Tourism is Nebraska's third-largest earner of revenue from outside the state after agriculture and manufacturing.
At the end of 2006, 68 of Nebraska's 93 counties had lodging taxes to collect revenues for promoting local travel and tourism. Including the highest concentrations of hotels, motels, and campgrounds in Nebraska, these 68 counties have almost 97 percent of the state's total commercial lodging sales. In addition, at least 7 Nebraska cities have occupation taxes on lodging sales, with most using the proceeds for attraction development.

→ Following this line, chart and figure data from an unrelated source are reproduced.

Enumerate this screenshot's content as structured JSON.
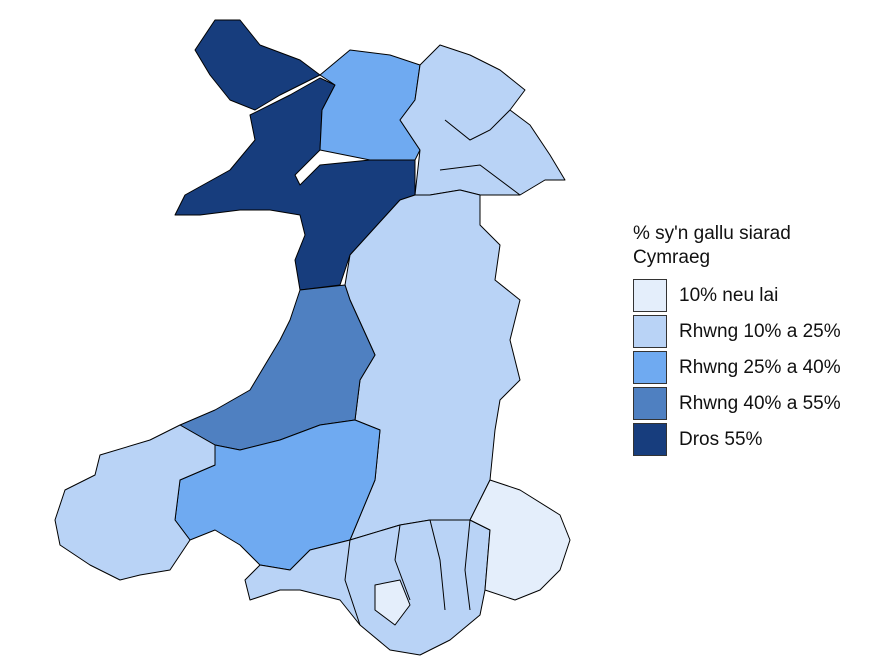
{
  "legend": {
    "title": "% sy'n gallu siarad Cymraeg",
    "items": [
      {
        "label": "10% neu lai",
        "color": "#e4eefb"
      },
      {
        "label": "Rhwng 10% a 25%",
        "color": "#b9d3f6"
      },
      {
        "label": "Rhwng 25% a 40%",
        "color": "#6faaf1"
      },
      {
        "label": "Rhwng 40% a 55%",
        "color": "#4f80c1"
      },
      {
        "label": "Dros 55%",
        "color": "#173d7d"
      }
    ]
  }
}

The total budget of the Nebraska Travel and Tourism Division in Fiscal Year 2006-07 was approximately $6.3 million, compared to an average of $15.3 million among all state travel offices. A one-percent lodging tax provides much of the revenue for the Division "to generally promote, encourage, and attract visitors to and within the State of Nebraska and enhance the use of travel and tourism facilities within the state."

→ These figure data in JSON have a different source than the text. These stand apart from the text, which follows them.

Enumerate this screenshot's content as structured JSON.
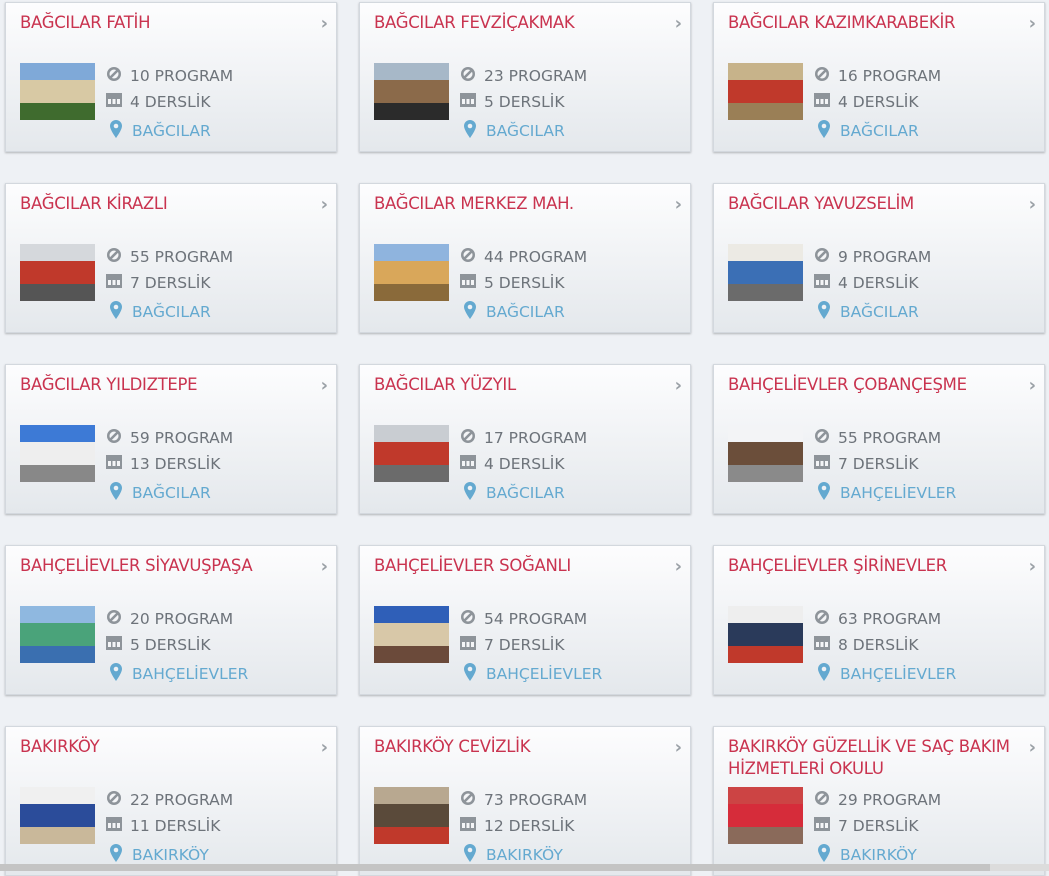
{
  "colors": {
    "title": "#c9334f",
    "text": "#6d737a",
    "location": "#64a9d0"
  },
  "cards": [
    {
      "title": "BAĞCILAR FATİH",
      "programs": "10 PROGRAM",
      "classrooms": "4 DERSLİK",
      "district": "BAĞCILAR",
      "thumb": [
        "#7fa9d8",
        "#d8c9a4",
        "#3f6b2e"
      ]
    },
    {
      "title": "BAĞCILAR FEVZİÇAKMAK",
      "programs": "23 PROGRAM",
      "classrooms": "5 DERSLİK",
      "district": "BAĞCILAR",
      "thumb": [
        "#a7b8c8",
        "#8b6a4a",
        "#2b2b2b"
      ]
    },
    {
      "title": "BAĞCILAR KAZIMKARABEKİR",
      "programs": "16 PROGRAM",
      "classrooms": "4 DERSLİK",
      "district": "BAĞCILAR",
      "thumb": [
        "#c7b38a",
        "#c0392b",
        "#9a7f56"
      ]
    },
    {
      "title": "BAĞCILAR KİRAZLI",
      "programs": "55 PROGRAM",
      "classrooms": "7 DERSLİK",
      "district": "BAĞCILAR",
      "thumb": [
        "#d5d8dc",
        "#c0392b",
        "#555"
      ]
    },
    {
      "title": "BAĞCILAR MERKEZ MAH.",
      "programs": "44 PROGRAM",
      "classrooms": "5 DERSLİK",
      "district": "BAĞCILAR",
      "thumb": [
        "#8fb4de",
        "#d9a75a",
        "#8a6a3a"
      ]
    },
    {
      "title": "BAĞCILAR YAVUZSELİM",
      "programs": "9 PROGRAM",
      "classrooms": "4 DERSLİK",
      "district": "BAĞCILAR",
      "thumb": [
        "#eceae4",
        "#3b6fb5",
        "#6b6b6b"
      ]
    },
    {
      "title": "BAĞCILAR YILDIZTEPE",
      "programs": "59 PROGRAM",
      "classrooms": "13 DERSLİK",
      "district": "BAĞCILAR",
      "thumb": [
        "#3d7ad6",
        "#eeeeee",
        "#888"
      ]
    },
    {
      "title": "BAĞCILAR YÜZYIL",
      "programs": "17 PROGRAM",
      "classrooms": "4 DERSLİK",
      "district": "BAĞCILAR",
      "thumb": [
        "#c9cdd2",
        "#c0392b",
        "#6b6b6b"
      ]
    },
    {
      "title": "BAHÇELİEVLER ÇOBANÇEŞME",
      "programs": "55 PROGRAM",
      "classrooms": "7 DERSLİK",
      "district": "BAHÇELİEVLER",
      "thumb": [
        "#f3f4f6",
        "#6b4e3a",
        "#8a8a8a"
      ]
    },
    {
      "title": "BAHÇELİEVLER SİYAVUŞPAŞA",
      "programs": "20 PROGRAM",
      "classrooms": "5 DERSLİK",
      "district": "BAHÇELİEVLER",
      "thumb": [
        "#8fb8e0",
        "#4aa37a",
        "#3a6fb0"
      ]
    },
    {
      "title": "BAHÇELİEVLER SOĞANLI",
      "programs": "54 PROGRAM",
      "classrooms": "7 DERSLİK",
      "district": "BAHÇELİEVLER",
      "thumb": [
        "#2f5fb8",
        "#d8c8a8",
        "#6b4a3a"
      ]
    },
    {
      "title": "BAHÇELİEVLER ŞİRİNEVLER",
      "programs": "63 PROGRAM",
      "classrooms": "8 DERSLİK",
      "district": "BAHÇELİEVLER",
      "thumb": [
        "#eeeeee",
        "#2a3a5a",
        "#c0392b"
      ]
    },
    {
      "title": "BAKIRKÖY",
      "programs": "22 PROGRAM",
      "classrooms": "11 DERSLİK",
      "district": "BAKIRKÖY",
      "thumb": [
        "#f0f0f0",
        "#2b4c9a",
        "#c9b89a"
      ]
    },
    {
      "title": "BAKIRKÖY CEVİZLİK",
      "programs": "73 PROGRAM",
      "classrooms": "12 DERSLİK",
      "district": "BAKIRKÖY",
      "thumb": [
        "#b8a890",
        "#5a4a3a",
        "#c0392b"
      ]
    },
    {
      "title": "BAKIRKÖY GÜZELLİK VE SAÇ BAKIM HİZMETLERİ OKULU",
      "programs": "29 PROGRAM",
      "classrooms": "7 DERSLİK",
      "district": "BAKIRKÖY",
      "thumb": [
        "#c44",
        "#d62c3a",
        "#8a6a5a"
      ]
    }
  ]
}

Travelers spent almost $3.8 billion in Nebraska during 2009 on trips away from home with overnight stays in paid accommodations and on day trips to places 100 miles or more away. Annual spending in Nebraska on these trips has increased by over $2.1 billion since 1990.
Jobs attributable to travel spending in Nebraska totalled 45,300 in 2009.
Each dollar spent by tourists in Nebraska is respent in the state to produce an additional $1.70 in business and income, creating an overall economic impact of $2.70.
Nebraskans and visitors to Nebraska together made 18.7 million trips in the state in 2009 to destinations 100 miles or more away from home. For trips by visitors, the leading states of origin were, in order, Kansas, Iowa, Colorado, Missouri, South Dakota, Illinois, and Minnesota.
The average nonresident traveling party visiting Nebraska by highway during the summer consists of 2.4 persons who stay 2.2 nights in the state and spend $435. Over a third of the nonresident traveling parties go to attractions or events, and for each attraction or event visited, they average a half-day longer in Nebraska, spending an additional $100.
Over 60 percent of the nonresidents visiting Nebraska during the summer stay at hotels or motels. The state has over 28,000 hotel, motel, and bed and breakfast rooms, which had an average annual occupancy rate of 53 percent in 2009 and offered the nation’s 7th lowest average room costs.